# OVERVIEW

We will use Python to simulate taking a random sample of 20 districts in each state and conduct a two-sample t-test based on the sample data

In [1]:
import pandas as pd
from scipy import stats

education_districtwise = pd.read_csv("education_districtwise.csv")
education_districtwise = education_districtwise.dropna()

## EXPLORE THE DATA

We are going to use STATE21 and STATE28 as our examples. 

In [3]:
state21 = education_districtwise[education_districtwise['STATNAME'] == 'STATE21']
state28 = education_districtwise[education_districtwise['STATNAME'] == 'STATE28']

## SIMULATE RANDOM SAMPLING


Now that you have organized your data, use the `sample()` function to take a random sample of 20 districts from each state. First, name a new variable: `sampled_state21`. Then, enter the arguments of the `sample()` function. 

*   `n`: Your sample size is `20`. 
*   `replace`: Choose `True` because you are sampling with replacement.
*   `random_state`: Choose an arbitrary number for the random seed – how about `13490`. 

In [5]:
sampled_state21 = state21.sample(n = 20,
                                replace = True,
                                random_state = 13490)

sampled_state28 = state28.sample(n = 20,
                                replace = True,
                                random_state = 39103)

## COMPUTE THE MEANS

In [8]:
sampled_state21['OVERALL_LI'].mean()

70.82900000000001

In [9]:
sampled_state28['OVERALL_LI']. mean()

64.60100000000001

STATE21 has a mean district literacy rate of about **70.8%**, while STATE28 has a mean district literacy rate of about **64.6%**.

Based on your sample data, the observed difference between the mean district literacy rates of STATE21 and STATE28 is 6.2 percentage points (70.8% - 64.6%). 

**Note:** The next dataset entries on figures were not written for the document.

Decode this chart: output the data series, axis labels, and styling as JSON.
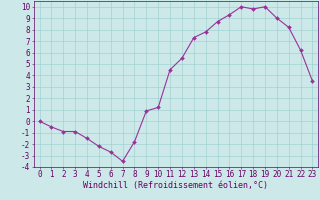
{
  "x": [
    0,
    1,
    2,
    3,
    4,
    5,
    6,
    7,
    8,
    9,
    10,
    11,
    12,
    13,
    14,
    15,
    16,
    17,
    18,
    19,
    20,
    21,
    22,
    23
  ],
  "y": [
    0,
    -0.5,
    -0.9,
    -0.9,
    -1.5,
    -2.2,
    -2.7,
    -3.5,
    -1.8,
    0.9,
    1.2,
    4.5,
    5.5,
    7.3,
    7.8,
    8.7,
    9.3,
    10.0,
    9.8,
    10.0,
    9.0,
    8.2,
    6.2,
    3.5
  ],
  "xlabel": "Windchill (Refroidissement éolien,°C)",
  "xlim": [
    -0.5,
    23.5
  ],
  "ylim": [
    -4,
    10.5
  ],
  "line_color": "#993399",
  "marker_color": "#993399",
  "bg_color": "#cce8e8",
  "grid_color": "#99cccc",
  "text_color": "#660066",
  "tick_fontsize": 5.5,
  "xlabel_fontsize": 6.0
}
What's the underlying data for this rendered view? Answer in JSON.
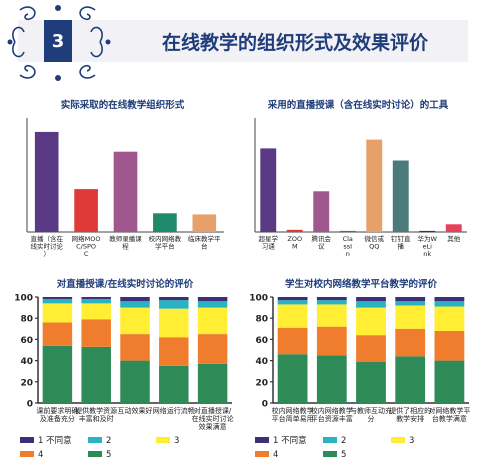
{
  "header": {
    "number": "3",
    "title": "在线教学的组织形式及效果评价"
  },
  "chart_data": [
    {
      "type": "bar",
      "title": "实际采取的在线教学组织形式",
      "categories": [
        "直播（含在线实时讨论）",
        "网络MOOC/SPOC",
        "教师录播课程",
        "校内网络教学平台",
        "临床教学平台"
      ],
      "values": [
        91,
        39,
        73,
        17,
        16
      ],
      "colors": [
        "#5a3a85",
        "#e03a36",
        "#a0578e",
        "#1f8a6a",
        "#e8a06a"
      ],
      "ylim": [
        0,
        100
      ]
    },
    {
      "type": "bar",
      "title": "采用的直播授课（含在线实时讨论）的工具",
      "categories": [
        "超星学习通",
        "ZOOM",
        "腾讯会议",
        "ClassIn",
        "微信或QQ",
        "钉钉直播",
        "华为WeLink",
        "其他"
      ],
      "values": [
        76,
        2,
        37,
        1,
        84,
        65,
        1,
        7
      ],
      "colors": [
        "#5a3a85",
        "#e03a36",
        "#a0578e",
        "#1f8a6a",
        "#e8a06a",
        "#4a7a7a",
        "#1f3d7a",
        "#e8405a"
      ],
      "ylim": [
        0,
        100
      ]
    },
    {
      "type": "bar",
      "stacked": true,
      "title": "对直播授课/在线实时讨论的评价",
      "categories": [
        "课前要求明确及准备充分",
        "提供教学资源丰富和及时",
        "互动效果好",
        "网络运行流畅",
        "对直播授课/在线实时讨论效果满意"
      ],
      "yticks": [
        "0",
        "20",
        "40",
        "60",
        "80",
        "100"
      ],
      "ylim": [
        0,
        100
      ],
      "series": [
        {
          "name": "5",
          "color": "#2e8b57",
          "values": [
            54,
            53,
            40,
            35,
            37
          ]
        },
        {
          "name": "4",
          "color": "#f07d2d",
          "values": [
            22,
            26,
            25,
            27,
            28
          ]
        },
        {
          "name": "3",
          "color": "#ffee33",
          "values": [
            18,
            15,
            25,
            27,
            25
          ]
        },
        {
          "name": "2",
          "color": "#29b3c2",
          "values": [
            4,
            4,
            6,
            8,
            6
          ]
        },
        {
          "name": "1 不同意",
          "color": "#3d2f7a",
          "values": [
            2,
            2,
            4,
            3,
            4
          ]
        }
      ]
    },
    {
      "type": "bar",
      "stacked": true,
      "title": "学生对校内网络教学平台教学的评价",
      "categories": [
        "校内网络教学平台简单易用",
        "校内网络教学平台资源丰富",
        "与教师互动充分",
        "提供了相应的教学安排",
        "对网络教学平台教学满意"
      ],
      "yticks": [
        "0",
        "20",
        "40",
        "60",
        "80",
        "100"
      ],
      "ylim": [
        0,
        100
      ],
      "series": [
        {
          "name": "5",
          "color": "#2e8b57",
          "values": [
            46,
            45,
            39,
            44,
            40
          ]
        },
        {
          "name": "4",
          "color": "#f07d2d",
          "values": [
            25,
            27,
            25,
            26,
            28
          ]
        },
        {
          "name": "3",
          "color": "#ffee33",
          "values": [
            22,
            21,
            26,
            22,
            23
          ]
        },
        {
          "name": "2",
          "color": "#29b3c2",
          "values": [
            4,
            4,
            6,
            4,
            5
          ]
        },
        {
          "name": "1 不同意",
          "color": "#3d2f7a",
          "values": [
            3,
            3,
            4,
            4,
            4
          ]
        }
      ]
    }
  ]
}
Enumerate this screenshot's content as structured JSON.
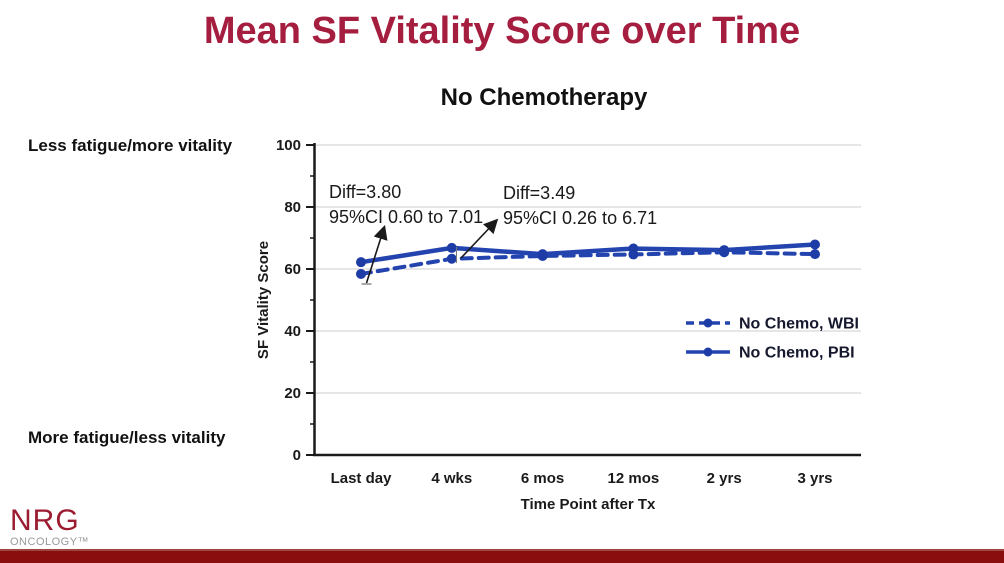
{
  "slide": {
    "title": "Mean SF Vitality Score over Time",
    "subtitle": "No Chemotherapy",
    "left_label_top": "Less fatigue/more vitality",
    "left_label_bottom": "More fatigue/less vitality",
    "logo": {
      "name": "NRG",
      "subname": "ONCOLOGY™"
    },
    "colors": {
      "title_crimson": "#A51E3F",
      "accent_bar_red": "#8A0E0E",
      "line_blue": "#2344AE",
      "marker_blue": "#1D3CA6",
      "gridline_gray": "#D8D8D8",
      "axis_black": "#1A1A1A",
      "logo_red": "#9B1B30",
      "logo_gray": "#9A9A9A"
    }
  },
  "chart_data": {
    "type": "line",
    "title": "No Chemotherapy",
    "categories": [
      "Last day",
      "4 wks",
      "6 mos",
      "12 mos",
      "2 yrs",
      "3 yrs"
    ],
    "series": [
      {
        "name": "No Chemo, WBI",
        "style": "dashed",
        "values": [
          58.4,
          63.3,
          64.2,
          64.7,
          65.4,
          64.8
        ]
      },
      {
        "name": "No Chemo, PBI",
        "style": "solid",
        "values": [
          62.2,
          66.8,
          64.8,
          66.6,
          66.1,
          67.9
        ]
      }
    ],
    "xlabel": "Time Point after Tx",
    "ylabel": "SF Vitality Score",
    "ylim": [
      0,
      100
    ],
    "ytick_step": 20,
    "yminor_step": 10,
    "grid": true,
    "legend_position": "middle-right",
    "annotations": [
      {
        "line1": "Diff=3.80",
        "line2": "95%CI 0.60 to 7.01",
        "target": "Last day"
      },
      {
        "line1": "Diff=3.49",
        "line2": "95%CI 0.26 to 6.71",
        "target": "4 wks"
      }
    ]
  }
}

Due to sample variability, this observed difference might simple be due to chance, rather than an actual difference in the corresponding population means. A hypothesis test can help us determine whether or not this difference is statistically significant.

## CONDUCT A HYPOTHESIS TEST

### State the null hypothesis 

- 𝐻0: There is no difference in the mean district literacy rates between STATE21 and STATE28.
- 𝐻𝐴: There is a difference in the mean district literacy rates between STATE21 and STATE28.

### Choose the significance level

- standard level of 5% (0.05)

### Find the p-value

**P-value** refers to the probability of observing results as or more extreme than those observed when the null hypothesis is true.

Based on your sample data, the difference between the mean district literacy rates of STATE21 and STATE28 is 6.2 percentage points. Your null hypothesis claims that this difference is due to chance. Your p-value is the probability of observing an absolute difference in sample means that is 6.2 or greater *if* the null hypothesis is true. If the probability of this outcome is very unlikely—in particular, if your p-value is *less than* your significance level of 5%— then you will reject the null hypothesis.

In [10]:
stats.ttest_ind(a = sampled_state21['OVERALL_LI'],
               b = sampled_state28['OVERALL_LI'],
               equal_var = False)

Ttest_indResult(statistic=2.8980444277268735, pvalue=0.0064217191427652365)

***p-value = 0.0064 // 0.64% *** 

Meaning --> there is only a 0.64% probability that the absolute difference between the two mean district literacy rates would be 6.2% or greater if the null hypothesis was true. That is, it is highly unlikely that the difference in the two means is due to chance. 

### Reject or fail to reject the null hypothesis

To draw a conclusion, compare your p-value with the significance level:

- if the p-value is less than the significance level, you can conclude that there is a statistically significant difference in the mean district literacy rates between STATE21 and STATE28 --> **Reject the null hypothesis**
- if the p-value is greater than the significance level, you can conclude that there is *not* a statistically significant difference in the mean district literacy rates between STATE21 and STATE28 --> **Fail to reject the null hypothesis**

The p-value of our data is **0.0064** which is less htan the threshold of 0.05. Therefore, we can **reject the null hypothesis**  and we can say that there is a statistically signifcant difference between the mean district literacy rates of the two states.